Calathea lutea: Cigar plant

Family: Marantaceae
Common name: Cigar plant, Havana cigar, Pampano, Cigar calathea, Maranta lutea

If you want to give your garden a tropical look, rows of Cigar plants along the borders is the best idea. These plants can grow to a height of 3-4 meters in the wild, but most house plants only grow 1-2 meters.

The leaves are large and paddle-like, arranged very close to each other. The upper surface is green and the lower surface is silver-white in color, and slightly waxy. The leaves open up and slant outwards during the day, but they become almost vertical and roll up the leaves at night, giving it the name Cigar plant.

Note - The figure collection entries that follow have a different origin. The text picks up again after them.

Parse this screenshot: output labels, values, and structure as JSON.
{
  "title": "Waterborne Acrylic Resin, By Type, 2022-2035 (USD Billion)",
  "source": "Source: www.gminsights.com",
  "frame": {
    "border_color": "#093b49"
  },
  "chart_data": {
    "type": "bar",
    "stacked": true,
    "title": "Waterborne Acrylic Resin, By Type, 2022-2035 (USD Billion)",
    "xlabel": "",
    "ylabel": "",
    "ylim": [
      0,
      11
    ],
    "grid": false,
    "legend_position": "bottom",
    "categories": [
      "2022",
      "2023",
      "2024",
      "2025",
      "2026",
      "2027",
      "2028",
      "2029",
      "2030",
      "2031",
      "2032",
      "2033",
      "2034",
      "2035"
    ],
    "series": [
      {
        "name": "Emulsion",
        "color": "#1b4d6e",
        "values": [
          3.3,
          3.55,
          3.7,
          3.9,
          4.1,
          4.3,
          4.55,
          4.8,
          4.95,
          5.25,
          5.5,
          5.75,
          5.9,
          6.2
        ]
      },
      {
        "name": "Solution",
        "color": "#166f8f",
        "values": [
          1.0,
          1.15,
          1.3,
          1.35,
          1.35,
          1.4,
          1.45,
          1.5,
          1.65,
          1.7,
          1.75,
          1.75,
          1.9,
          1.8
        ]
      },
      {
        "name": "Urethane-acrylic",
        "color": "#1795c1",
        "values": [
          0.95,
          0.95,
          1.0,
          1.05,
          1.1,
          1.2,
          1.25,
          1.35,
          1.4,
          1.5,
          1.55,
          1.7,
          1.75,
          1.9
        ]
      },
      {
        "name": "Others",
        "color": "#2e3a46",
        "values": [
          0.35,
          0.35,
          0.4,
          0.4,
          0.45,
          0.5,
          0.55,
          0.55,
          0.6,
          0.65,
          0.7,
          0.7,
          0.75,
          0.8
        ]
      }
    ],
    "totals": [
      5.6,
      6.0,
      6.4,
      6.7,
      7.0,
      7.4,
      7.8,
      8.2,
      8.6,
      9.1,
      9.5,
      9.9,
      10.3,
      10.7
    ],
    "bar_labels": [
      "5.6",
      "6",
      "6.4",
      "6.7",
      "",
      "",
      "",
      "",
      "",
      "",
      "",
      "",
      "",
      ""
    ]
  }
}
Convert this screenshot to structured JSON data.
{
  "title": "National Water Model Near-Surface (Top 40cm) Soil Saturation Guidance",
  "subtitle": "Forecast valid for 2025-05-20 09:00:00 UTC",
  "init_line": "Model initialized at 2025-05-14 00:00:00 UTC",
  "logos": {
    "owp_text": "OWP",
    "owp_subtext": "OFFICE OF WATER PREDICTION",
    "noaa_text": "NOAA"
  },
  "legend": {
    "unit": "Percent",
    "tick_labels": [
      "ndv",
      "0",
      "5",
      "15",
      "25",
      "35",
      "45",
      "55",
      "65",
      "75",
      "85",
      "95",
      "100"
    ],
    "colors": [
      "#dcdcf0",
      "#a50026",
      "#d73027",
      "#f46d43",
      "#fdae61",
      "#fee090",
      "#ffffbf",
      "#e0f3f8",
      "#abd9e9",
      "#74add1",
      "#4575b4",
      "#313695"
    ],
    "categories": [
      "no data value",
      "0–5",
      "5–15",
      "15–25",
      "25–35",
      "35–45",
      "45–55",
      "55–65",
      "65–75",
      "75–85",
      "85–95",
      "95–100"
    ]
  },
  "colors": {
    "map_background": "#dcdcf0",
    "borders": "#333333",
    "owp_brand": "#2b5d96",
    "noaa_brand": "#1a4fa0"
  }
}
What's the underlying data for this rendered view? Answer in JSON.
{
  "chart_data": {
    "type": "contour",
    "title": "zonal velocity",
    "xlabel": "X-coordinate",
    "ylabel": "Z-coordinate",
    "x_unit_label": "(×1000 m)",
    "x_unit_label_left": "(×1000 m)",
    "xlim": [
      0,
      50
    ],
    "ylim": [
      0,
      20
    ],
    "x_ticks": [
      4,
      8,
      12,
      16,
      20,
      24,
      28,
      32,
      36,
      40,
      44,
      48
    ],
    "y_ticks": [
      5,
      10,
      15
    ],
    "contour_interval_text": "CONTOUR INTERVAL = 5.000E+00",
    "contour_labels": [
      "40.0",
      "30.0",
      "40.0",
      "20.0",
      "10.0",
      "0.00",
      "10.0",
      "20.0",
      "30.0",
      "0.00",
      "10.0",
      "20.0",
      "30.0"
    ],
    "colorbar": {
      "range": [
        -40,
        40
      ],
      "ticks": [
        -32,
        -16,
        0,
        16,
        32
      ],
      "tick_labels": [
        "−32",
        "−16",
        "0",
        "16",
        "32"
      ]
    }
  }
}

They are very versatile from a landscaping point of view because of their thick foliage of large leaves. Cigar plants can be grown as border plants, hedge plants, separators, screen plants, or large centerpieces. They look good on the ground and also in pots.

They are shade lovers and don’t need too much sunlight. Too much sun can lead to browning and bleaching of leaves. Too little sun can lead to yellowing and drooping of leaves.

It’s difficult to grow Cigar plants indoors, but it can be done with some care and attention, keeping them near sunny windows and rotating them regularly to help even growth.

Cigar plants produce long inflorescences which are about 30 cms long and made up of red cup-shaped bracts, which hold small tubular yellow flowers. The flower bracts are quite pretty and unique in shape, though they are inconspicuous compared to the beautiful leaves.

There are over 100 species of Calathea plants, all of them distinguished by their colorful foliage. Some of the popular species are Calathea makoyana, Calathea lancifolia, Calathea crocata, Calathea zebrina, Calathea ornata, Calathea insignis and Calathea roseopicta, all of them garden favorites all over the world.

These plants are mostly grown as ornamental plants in tropical countries. They love warm, humid weather, and well-drained soil. Cigar plants need regular watering, but too much water can lead to the rotting of roots and rhizomes.

The leaves are used to wrap food items like fish and rice in many countries. They are also used for thatching and making woven baskets.

Propagation is through root division and through suckers that grow from the parent plant.